Je tire le portique et longe le trottoir.
Mon ami à poil est calé. Ses moustaches chatouillent mon cou.
Ce lapin pèse trois tonnes. Qu’est-ce qu’on lui donne à bouffer ? Et pourquoi est-il si gros ? On dirait un chien. Je mettrais ma main à couper qu’il vient d’une ancienne ferme pharmaceutique. Les animaux de ce genre d’endroit ne sont plus tout à fait ce pourquoi il avait été créé à la basse. À moins qu’il provienne d’un élevage clandestin d’animaux mutés. Encore une belle connerie ça. Tout est là pour faire du fric, quitte à jouer aux alchimistes et créer des êtres tout droit sortis de nos imaginaires. Heureusement, on n’en est pas encore à la reproduction de dinosaures, mais vu ce qu’on entend à la télé, ça ne serait tarder. Comment a-t-on fait pour se perdre autant ? Où sont les basses ? Pourquoi toujours de l’extraordinaire pour détruire l’ordinaire ? Je ne comprends pas. Je ne dois plus être dans l’air du temps.

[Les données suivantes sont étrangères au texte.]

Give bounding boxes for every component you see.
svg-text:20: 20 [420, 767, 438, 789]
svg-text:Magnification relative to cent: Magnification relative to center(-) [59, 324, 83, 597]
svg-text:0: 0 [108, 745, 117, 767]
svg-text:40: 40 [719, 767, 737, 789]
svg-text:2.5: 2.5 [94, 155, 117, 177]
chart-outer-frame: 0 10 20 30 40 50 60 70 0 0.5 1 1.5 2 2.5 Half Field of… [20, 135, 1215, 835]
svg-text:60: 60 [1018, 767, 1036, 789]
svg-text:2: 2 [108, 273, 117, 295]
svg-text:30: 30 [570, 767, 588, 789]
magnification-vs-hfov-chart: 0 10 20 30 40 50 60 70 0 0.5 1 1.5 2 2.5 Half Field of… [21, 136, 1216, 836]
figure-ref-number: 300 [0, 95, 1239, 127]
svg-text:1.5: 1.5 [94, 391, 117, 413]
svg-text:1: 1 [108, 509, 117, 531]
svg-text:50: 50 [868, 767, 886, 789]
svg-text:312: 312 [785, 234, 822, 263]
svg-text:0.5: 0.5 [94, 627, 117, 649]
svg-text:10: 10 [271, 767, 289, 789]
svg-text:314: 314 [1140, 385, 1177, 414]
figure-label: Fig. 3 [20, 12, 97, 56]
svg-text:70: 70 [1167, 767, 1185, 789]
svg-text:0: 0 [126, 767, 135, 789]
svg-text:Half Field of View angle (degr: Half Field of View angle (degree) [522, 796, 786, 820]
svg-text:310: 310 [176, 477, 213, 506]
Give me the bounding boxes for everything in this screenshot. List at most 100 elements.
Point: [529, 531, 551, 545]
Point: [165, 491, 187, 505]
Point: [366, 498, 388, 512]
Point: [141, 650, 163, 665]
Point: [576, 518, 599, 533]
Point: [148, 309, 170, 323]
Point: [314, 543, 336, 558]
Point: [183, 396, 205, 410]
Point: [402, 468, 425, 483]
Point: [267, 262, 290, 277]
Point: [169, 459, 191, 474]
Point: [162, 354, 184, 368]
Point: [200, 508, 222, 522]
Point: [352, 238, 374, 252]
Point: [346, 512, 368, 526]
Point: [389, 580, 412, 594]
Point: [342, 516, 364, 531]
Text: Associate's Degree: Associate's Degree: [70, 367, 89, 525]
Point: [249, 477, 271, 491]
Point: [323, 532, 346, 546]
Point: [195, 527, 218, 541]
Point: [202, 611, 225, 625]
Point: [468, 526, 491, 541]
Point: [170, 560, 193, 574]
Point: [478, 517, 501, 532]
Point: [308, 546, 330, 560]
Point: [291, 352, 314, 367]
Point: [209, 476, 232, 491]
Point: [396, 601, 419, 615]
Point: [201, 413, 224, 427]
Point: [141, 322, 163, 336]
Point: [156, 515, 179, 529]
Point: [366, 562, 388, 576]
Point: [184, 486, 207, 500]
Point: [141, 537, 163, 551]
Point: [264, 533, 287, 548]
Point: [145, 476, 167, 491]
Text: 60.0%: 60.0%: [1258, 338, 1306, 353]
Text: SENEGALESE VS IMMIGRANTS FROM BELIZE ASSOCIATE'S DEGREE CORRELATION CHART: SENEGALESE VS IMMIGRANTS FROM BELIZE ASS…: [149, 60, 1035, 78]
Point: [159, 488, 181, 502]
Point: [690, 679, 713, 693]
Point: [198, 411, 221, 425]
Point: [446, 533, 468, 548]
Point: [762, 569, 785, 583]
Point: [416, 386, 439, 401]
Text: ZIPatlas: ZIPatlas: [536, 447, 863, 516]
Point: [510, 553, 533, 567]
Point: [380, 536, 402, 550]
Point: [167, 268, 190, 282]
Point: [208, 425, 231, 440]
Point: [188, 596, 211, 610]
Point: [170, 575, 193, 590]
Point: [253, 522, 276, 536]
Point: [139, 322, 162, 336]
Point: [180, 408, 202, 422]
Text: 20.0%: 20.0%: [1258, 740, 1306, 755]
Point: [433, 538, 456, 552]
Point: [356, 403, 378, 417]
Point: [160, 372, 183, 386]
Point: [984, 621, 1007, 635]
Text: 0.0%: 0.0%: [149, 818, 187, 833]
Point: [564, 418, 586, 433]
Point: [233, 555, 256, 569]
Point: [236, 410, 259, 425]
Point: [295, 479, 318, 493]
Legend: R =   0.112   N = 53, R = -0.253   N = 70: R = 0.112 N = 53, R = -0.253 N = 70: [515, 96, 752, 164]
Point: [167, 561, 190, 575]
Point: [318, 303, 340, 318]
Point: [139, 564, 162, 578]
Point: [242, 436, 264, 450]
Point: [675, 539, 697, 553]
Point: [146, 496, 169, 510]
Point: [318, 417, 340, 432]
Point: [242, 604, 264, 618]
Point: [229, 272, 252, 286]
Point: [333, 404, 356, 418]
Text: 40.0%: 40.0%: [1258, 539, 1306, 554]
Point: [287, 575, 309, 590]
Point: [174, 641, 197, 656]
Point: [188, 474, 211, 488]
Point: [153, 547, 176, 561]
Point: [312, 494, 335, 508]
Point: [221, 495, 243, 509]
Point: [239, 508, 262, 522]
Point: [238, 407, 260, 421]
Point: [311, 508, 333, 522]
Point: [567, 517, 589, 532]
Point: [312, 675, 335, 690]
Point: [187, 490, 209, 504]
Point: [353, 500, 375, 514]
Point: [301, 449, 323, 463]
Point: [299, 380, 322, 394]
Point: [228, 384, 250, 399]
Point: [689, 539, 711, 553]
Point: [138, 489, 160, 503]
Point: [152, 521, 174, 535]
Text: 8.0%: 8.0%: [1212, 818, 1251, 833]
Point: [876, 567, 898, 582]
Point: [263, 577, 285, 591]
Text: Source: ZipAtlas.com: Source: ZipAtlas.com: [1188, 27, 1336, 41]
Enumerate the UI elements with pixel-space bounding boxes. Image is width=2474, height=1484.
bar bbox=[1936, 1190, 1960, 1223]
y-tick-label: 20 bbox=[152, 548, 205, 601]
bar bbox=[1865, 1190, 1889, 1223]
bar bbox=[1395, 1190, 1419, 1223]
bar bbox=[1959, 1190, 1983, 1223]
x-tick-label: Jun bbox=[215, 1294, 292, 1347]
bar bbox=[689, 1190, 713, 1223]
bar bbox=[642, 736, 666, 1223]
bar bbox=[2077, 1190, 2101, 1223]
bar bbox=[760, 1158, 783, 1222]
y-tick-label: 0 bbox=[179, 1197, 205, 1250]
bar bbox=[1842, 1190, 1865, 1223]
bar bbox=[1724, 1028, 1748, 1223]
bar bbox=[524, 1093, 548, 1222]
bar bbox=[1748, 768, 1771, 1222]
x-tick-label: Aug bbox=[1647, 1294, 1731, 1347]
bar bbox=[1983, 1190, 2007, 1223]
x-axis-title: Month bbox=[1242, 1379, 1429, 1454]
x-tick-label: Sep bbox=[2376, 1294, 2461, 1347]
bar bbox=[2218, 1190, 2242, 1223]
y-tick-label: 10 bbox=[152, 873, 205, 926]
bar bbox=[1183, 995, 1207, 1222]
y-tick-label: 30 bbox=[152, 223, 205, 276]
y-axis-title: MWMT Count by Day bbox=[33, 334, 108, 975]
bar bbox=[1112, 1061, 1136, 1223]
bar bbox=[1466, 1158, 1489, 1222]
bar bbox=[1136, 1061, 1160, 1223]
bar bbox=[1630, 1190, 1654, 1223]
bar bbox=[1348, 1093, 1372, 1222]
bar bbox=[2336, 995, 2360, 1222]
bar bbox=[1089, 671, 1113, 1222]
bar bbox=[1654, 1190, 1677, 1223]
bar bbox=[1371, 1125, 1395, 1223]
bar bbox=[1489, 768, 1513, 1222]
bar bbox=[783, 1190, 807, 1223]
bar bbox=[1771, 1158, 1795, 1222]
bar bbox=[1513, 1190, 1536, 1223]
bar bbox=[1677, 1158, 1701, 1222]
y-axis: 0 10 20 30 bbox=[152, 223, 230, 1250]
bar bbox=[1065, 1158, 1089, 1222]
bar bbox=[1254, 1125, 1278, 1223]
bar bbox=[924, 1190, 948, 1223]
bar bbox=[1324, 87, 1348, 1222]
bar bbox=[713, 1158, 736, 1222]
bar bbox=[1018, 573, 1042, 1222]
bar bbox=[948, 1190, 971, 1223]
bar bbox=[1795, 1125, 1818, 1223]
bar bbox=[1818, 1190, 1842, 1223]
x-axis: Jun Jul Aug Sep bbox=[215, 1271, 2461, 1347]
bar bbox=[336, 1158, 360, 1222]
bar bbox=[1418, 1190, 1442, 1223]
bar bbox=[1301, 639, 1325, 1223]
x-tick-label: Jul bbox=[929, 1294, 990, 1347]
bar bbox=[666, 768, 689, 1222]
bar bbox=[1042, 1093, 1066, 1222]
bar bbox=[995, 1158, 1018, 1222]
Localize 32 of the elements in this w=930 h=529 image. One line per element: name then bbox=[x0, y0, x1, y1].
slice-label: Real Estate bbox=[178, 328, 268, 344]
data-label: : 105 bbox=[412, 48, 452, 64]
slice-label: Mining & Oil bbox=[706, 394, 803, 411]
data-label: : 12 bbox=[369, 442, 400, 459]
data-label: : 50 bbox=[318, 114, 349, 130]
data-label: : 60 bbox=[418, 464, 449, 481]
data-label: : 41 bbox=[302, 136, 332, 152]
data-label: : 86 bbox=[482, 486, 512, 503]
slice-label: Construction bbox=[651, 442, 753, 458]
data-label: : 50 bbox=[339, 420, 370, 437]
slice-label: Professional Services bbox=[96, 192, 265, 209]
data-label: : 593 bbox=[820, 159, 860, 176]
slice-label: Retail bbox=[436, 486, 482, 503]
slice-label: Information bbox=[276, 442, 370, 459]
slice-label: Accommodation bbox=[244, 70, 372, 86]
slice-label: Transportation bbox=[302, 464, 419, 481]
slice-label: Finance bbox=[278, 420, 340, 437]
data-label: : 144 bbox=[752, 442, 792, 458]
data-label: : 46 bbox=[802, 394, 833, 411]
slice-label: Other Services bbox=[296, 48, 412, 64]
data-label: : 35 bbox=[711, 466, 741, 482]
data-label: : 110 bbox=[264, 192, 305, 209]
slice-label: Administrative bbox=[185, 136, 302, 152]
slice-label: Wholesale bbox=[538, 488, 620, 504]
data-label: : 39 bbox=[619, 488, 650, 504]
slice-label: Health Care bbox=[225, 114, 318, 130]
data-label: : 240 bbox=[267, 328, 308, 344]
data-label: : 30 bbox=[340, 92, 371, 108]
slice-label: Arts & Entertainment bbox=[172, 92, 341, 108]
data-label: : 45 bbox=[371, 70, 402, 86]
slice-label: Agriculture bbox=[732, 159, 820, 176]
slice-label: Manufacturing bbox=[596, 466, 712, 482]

J’entre chez ma voisine. Son portail est toujours ouvert pour ses clients. Depuis, cinq ans que Déborah a acheté la maison du vieux Henri, elle en a fait une auberge pour artistes. Ce sont des personnes à leur compte, des artistes parfois fauchés qui restent au bon cœur de Déborah. De toute façon, il n’y a plus que ça de vrai pour avoir une chance de subvenir à ses dépenses quotidiennes, se débrouiller seul, démarcher…
Devant la palissade du jardin, je vois une femme entourée de lapins. Sans doute la propriétaire de la fugueuse.
Elle se tient devant un chevalet, des pinceaux retenant son chignon. Quelques mèches folles et grises entourent son visage encore jeune. Elle doit avoir une petite cinquantaine d’années. Tout au plus. Les volants orangés de sa robe bohème, flottent sous la brise menaçant de se transformer en bourrasque. Ici, c’est le pays du vent. Du Mistral. Cette dame a de l’élégance dans ses mouvements. Une concentration optimale. Est-elle perdue dans un monde qu’elle retranscrit sur toile ?
Je pousse la porte à battant et me dirige vers elle. Une musique japonisante retentit du côté de la cabane en bois près d’un gros olivier. Un jeune homme joue d’un instrument traditionnel, un autre fait des arrangements sonores à côté de lui avec une platine.
Je me plante devant la femme. Ses yeux bruns chargés de pensées bouillonnantes s’accrochent sur la boule de poil lovée dans mes bras.
Je me suis fait un pote.
— Ah ! Oupyre. Te voilà ! Et en charmante compagnie en plus. Tu ne perds pas le Nord.
La femme tend ses bras vers l’animal, ne le quittant pas du regard, et me le dérobe.
Oupyre se laisse manipuler avant de rejoindre le sol et de retrouver des jeunes pousses à engloutir. Elle envoie des coups d’œil vers la gamelle du chat. En deux bonds, elle pousse le chat et chaparde les trois croquettes qui trainent.
Je vois… C’est un ventre à pattes.
— J’imagine que vous êtes le voisin d’à côté. La voyoute a trouvé un petit trou dans lequel se faufiler. Déborah l’a rebouché. Ma Oupyre ne devrait plus venir dans votre jardin. Normalement.
— Oh ! Ça ne m’a absolument pas dérangé. Au contraire, ça m’a permis de fuir une situation désagréable. Je suis Léonys et j’aime bien les lapins.
Elle rit de bon cœur.
— Je suis Maya et, étonnement, j’aime les lapins, aussi.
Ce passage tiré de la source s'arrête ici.